Step 3. Operative steps
Access and port placement
♦ Access is via the umbilicus with a 12-mm Hassan canula, or elsewhere in the upper abdomen if adhesions are expected. Carbon dioxide is insufflated to the lowest pressure permitting visualization (because of risk of embolization).
♦ Two to three working ports are needed. One of these needs to be a 12 mm size for linear stapler access. With experience, only two 5-mm ports are needed and a 5-mm, 30-degree laparoscope is used. It is best if the large port traverses the umbilicus.
♦ The left lateral section is mobilized by dividing the left triangular ligament, watching for the gastroesophageal junction posteriorly and the pericardium anteriorly. The left phrenic vein will be seen entering the left hepatic vein (Figure 9-2).
♦ The bridge of liver tissue overlying the round ligament is divided, and the left lateral section is lifted by placing a grasper or sucker beneath and medial, to feel the potential vascular control that can be achieved by such a maneuver.

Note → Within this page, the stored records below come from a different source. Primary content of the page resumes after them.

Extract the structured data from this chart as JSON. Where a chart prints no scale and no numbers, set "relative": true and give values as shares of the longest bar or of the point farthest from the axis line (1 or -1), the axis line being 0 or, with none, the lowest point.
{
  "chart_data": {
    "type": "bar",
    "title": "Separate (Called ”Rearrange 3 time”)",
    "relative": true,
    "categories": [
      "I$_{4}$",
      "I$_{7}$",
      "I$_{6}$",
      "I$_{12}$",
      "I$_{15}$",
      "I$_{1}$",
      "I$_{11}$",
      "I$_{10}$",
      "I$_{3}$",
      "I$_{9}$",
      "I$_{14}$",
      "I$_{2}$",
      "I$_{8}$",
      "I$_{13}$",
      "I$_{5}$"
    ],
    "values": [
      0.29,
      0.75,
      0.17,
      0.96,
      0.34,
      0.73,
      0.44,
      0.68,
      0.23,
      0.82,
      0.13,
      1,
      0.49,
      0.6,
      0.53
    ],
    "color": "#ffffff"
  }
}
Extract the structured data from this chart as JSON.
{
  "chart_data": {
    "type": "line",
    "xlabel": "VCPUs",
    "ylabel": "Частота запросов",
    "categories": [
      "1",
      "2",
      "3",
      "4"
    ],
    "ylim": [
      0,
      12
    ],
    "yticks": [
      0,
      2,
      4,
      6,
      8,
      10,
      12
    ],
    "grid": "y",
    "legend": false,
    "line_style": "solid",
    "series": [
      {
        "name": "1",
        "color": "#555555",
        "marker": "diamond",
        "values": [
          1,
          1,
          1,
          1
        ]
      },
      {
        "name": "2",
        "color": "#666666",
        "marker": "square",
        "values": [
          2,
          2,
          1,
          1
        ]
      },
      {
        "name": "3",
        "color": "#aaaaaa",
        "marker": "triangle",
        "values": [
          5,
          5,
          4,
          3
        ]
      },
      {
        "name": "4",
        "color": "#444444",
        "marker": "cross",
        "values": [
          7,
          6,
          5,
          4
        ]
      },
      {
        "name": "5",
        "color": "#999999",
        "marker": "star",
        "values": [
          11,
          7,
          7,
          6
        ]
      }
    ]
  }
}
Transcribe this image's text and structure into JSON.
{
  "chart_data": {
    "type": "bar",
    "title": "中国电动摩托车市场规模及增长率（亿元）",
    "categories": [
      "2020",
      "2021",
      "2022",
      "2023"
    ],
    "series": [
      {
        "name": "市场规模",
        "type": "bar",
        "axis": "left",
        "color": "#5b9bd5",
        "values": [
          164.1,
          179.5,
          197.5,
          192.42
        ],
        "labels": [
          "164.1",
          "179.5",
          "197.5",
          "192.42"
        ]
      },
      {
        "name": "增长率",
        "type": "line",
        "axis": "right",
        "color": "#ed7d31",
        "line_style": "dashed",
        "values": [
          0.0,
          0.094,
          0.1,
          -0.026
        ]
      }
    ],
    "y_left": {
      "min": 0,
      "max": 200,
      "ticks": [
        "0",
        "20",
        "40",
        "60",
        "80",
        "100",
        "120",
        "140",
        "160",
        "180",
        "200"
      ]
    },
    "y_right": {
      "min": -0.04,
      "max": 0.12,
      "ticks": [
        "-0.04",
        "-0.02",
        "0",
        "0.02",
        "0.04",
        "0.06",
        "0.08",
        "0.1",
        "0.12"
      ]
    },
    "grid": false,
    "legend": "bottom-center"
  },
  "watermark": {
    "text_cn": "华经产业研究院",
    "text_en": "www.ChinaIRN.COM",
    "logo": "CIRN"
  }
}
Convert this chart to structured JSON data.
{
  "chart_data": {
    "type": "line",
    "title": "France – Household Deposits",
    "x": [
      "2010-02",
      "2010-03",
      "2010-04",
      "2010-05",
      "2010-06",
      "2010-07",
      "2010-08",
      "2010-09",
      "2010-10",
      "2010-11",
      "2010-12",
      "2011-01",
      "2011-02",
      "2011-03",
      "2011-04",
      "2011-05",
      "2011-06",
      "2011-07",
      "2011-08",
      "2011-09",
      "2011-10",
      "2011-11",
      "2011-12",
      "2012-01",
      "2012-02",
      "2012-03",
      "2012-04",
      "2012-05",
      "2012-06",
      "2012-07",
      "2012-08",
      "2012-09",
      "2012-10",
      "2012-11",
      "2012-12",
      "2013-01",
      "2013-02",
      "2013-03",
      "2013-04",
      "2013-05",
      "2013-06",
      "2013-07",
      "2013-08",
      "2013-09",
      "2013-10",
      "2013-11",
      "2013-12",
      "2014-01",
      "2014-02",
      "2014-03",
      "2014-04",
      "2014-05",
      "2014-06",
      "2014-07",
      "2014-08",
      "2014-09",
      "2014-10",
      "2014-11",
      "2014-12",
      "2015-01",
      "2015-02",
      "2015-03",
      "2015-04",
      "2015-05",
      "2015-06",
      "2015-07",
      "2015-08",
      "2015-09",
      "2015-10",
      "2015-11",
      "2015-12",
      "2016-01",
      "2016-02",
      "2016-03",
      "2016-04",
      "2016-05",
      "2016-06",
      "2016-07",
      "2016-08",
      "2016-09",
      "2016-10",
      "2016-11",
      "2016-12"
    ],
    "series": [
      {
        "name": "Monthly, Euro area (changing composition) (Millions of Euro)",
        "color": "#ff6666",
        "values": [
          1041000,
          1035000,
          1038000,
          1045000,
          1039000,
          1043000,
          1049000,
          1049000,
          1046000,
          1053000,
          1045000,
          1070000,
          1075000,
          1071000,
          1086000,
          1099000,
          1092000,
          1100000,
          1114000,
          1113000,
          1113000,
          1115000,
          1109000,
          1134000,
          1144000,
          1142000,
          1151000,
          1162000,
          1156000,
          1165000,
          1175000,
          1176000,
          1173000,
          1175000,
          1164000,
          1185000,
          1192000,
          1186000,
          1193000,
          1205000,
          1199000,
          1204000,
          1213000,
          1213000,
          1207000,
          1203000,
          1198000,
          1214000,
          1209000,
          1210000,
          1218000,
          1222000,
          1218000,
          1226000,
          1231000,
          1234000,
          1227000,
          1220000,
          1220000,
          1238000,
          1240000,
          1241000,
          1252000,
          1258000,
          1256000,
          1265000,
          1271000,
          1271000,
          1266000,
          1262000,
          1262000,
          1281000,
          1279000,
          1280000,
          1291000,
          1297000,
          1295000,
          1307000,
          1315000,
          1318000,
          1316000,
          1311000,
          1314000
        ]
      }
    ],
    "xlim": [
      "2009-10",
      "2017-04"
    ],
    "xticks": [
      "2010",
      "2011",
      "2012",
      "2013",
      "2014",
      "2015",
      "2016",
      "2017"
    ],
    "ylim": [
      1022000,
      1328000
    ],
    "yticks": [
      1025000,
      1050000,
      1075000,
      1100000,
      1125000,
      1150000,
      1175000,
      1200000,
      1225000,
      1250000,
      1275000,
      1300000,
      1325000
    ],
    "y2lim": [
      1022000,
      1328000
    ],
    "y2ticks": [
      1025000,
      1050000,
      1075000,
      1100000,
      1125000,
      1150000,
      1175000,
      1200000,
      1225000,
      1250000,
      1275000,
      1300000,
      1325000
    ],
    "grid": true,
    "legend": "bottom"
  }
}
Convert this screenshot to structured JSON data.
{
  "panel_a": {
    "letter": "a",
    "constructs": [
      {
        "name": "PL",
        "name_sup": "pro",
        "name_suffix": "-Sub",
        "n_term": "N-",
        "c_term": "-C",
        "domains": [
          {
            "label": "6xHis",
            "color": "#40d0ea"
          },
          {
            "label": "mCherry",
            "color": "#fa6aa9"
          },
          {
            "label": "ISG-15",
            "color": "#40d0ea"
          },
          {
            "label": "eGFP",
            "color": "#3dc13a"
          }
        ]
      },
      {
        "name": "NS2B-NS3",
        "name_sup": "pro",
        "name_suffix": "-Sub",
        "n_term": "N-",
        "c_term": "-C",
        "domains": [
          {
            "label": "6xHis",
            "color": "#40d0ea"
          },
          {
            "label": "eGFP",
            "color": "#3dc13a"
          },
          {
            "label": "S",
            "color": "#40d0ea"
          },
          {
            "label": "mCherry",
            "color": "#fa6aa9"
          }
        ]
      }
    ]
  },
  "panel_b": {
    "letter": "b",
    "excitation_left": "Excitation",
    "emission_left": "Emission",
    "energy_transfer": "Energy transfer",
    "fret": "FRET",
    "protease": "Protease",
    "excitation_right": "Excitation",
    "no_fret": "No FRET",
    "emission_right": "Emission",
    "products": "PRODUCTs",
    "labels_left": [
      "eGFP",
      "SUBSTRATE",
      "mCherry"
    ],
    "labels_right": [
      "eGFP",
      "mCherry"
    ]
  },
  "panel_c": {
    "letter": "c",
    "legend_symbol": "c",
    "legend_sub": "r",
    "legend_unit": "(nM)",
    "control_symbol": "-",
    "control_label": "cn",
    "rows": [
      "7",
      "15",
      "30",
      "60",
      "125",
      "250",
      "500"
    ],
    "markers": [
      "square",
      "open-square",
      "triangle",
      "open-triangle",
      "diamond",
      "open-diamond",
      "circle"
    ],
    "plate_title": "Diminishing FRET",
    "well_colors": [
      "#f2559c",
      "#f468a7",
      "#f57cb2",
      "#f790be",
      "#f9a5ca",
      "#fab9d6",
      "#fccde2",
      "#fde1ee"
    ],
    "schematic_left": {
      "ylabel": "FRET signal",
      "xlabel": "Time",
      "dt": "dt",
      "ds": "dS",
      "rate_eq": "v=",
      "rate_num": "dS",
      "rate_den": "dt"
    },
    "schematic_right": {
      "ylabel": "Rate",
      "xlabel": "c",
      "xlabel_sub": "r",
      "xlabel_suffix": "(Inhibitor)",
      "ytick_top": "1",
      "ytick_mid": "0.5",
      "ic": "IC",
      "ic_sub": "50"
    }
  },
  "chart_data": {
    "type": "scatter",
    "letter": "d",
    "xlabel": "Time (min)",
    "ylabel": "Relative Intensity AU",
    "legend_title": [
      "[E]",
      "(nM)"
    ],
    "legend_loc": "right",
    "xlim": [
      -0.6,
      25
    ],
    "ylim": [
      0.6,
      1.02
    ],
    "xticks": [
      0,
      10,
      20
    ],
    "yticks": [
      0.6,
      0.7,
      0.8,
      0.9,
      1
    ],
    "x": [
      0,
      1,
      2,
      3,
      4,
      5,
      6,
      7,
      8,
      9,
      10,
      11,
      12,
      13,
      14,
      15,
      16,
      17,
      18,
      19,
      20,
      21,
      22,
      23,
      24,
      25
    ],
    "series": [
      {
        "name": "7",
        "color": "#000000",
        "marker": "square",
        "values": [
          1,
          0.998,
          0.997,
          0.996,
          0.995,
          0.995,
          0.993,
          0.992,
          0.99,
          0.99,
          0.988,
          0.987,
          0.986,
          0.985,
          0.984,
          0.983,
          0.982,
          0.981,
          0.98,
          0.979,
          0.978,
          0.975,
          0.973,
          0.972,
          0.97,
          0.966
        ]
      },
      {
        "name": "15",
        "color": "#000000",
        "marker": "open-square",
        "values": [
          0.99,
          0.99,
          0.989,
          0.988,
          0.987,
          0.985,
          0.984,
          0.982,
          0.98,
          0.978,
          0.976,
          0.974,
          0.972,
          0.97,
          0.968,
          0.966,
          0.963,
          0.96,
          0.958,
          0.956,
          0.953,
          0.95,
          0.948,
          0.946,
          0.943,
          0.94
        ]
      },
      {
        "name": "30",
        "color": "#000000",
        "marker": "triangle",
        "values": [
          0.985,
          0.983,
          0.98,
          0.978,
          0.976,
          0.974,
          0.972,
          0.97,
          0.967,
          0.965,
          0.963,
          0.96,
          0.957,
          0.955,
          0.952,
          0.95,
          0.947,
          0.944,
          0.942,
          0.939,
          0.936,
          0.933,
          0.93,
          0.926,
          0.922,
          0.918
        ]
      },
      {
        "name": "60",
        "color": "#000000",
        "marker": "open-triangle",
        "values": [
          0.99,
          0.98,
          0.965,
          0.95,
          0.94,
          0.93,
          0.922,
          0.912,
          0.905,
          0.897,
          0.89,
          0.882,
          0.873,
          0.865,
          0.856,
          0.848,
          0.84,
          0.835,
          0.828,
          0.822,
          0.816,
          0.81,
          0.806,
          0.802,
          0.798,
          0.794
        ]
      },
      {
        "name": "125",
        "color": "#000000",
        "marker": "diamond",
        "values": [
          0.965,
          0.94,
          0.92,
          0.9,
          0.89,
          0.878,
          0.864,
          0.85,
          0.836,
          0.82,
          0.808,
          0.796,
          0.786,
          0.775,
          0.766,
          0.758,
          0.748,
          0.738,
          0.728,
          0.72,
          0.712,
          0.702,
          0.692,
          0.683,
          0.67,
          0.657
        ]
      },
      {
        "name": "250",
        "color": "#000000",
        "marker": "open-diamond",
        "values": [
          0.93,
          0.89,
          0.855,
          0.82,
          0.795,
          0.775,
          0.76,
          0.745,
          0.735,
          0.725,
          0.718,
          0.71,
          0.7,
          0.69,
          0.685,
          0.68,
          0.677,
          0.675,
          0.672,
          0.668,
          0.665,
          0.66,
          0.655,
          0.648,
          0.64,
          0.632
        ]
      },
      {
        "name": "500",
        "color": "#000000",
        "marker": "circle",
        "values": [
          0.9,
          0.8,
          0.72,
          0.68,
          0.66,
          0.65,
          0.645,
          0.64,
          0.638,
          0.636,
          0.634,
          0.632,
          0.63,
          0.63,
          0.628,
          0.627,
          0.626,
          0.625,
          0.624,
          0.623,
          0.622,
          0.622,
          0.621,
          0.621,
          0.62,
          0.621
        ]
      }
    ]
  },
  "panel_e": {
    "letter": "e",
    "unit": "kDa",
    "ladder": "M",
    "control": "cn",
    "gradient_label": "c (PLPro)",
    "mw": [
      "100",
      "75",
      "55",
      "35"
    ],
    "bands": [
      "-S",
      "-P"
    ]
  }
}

♦ The round ligament can be preserved or divided to allow best access to the line of transection, usually just to the left of the falciform ligament (Figure 9-3).
♦ Liver transection can be performed with a variety of instruments, just as in open surgery. The simplest and quickest technique is to use a linear cutting stapler such as the Endo-GIA (Covidien, Mansfield, Massachusetts). My preference is for a 60-mm vascular (2.0 white) load with articulation.
♦ Correct stapler technique means taking the liver in layers in almost all instances. Two or three layers of staple firings are needed, using up to nine loads. The trick is to take no more than 15 mm of liver thickness in one bite, with the thin arm of the stapler gently insinuated into the liver substance until resistance (usually a vessel) is felt.
♦ If the patient is very slim, as may be the case in thin females, then it may be possible to take the whole left lateral section in two or three firings. Glisson’s capsule pinches down on itself giving a reassuring hemostatic seal (Figure 9-4).
♦ Particularly on the less vascular anterior half of the resection, other devices, such as laparoscopic bipolar shears, Ligasure (Covidien, Mansfield, Massachusetts), or ultrasonic coagulating shears, Harmonic (Ethicon, Somerville, New Jersey) shears, can be used.
♦ When using the LigaSure, first you crush the parenchyma as with “Kelly clysis” in open liver surgery. Best results will be achieved with the power on as the jaws close, using copious irrigation to prevent sticking and not firing the blade until the crushed tissue is observed. With this technique, intact vessels will be seen and can be burned, clipped, or stapled. LigaSure is now preferred, as, if used correctly, vessels will be preserved, rather than harmonic shears, which will divide vessels.
♦ Any bleeding can usually be controlled by the lifting up maneuver, with an instrument placed in the groove of the hepatogastric ligament and pressed up and to the right (Figure 9-5) or with direct pressure over the bleeder. Completion of the resection with staplers may stop hemorrhage, but occasionally, suturing is required.
♦ Laparoscopic control is preferred to conversion, but if progress is slow, conversion is essential.
♦ The cut surface is then inspected for bile leaks, which can be clipped or sutured.
♦ The specimen can be removed whole through a lower abdominal incision. If benign, then it can be morcellated and taken out via the umbilicus.
Step 5. Pearls and pitfalls
♦ This is the easiest of liver resections, open or laparoscopic.
♦ Patients can still die, from bleeding, or injury to adjacent organs, such as the heart or esophagus.
♦ Do not use staplers for the first time on a vascular organ in a live human. Become familiar with them first. They must be kept rock steady when firing, as slight movements of the surgeon’s hand can be magnified and lead to tearing of vessels. Make certain that the position of both blades is known before firing, as once used, there is no going back!
♦ Carbon dioxide gas embolism is not a clinical problem. Air embolism can be. Argon embolization from argon beam coagulation devices has been reported and if using, one must open a port to vent the abdomen and never apply the beam over an open vein.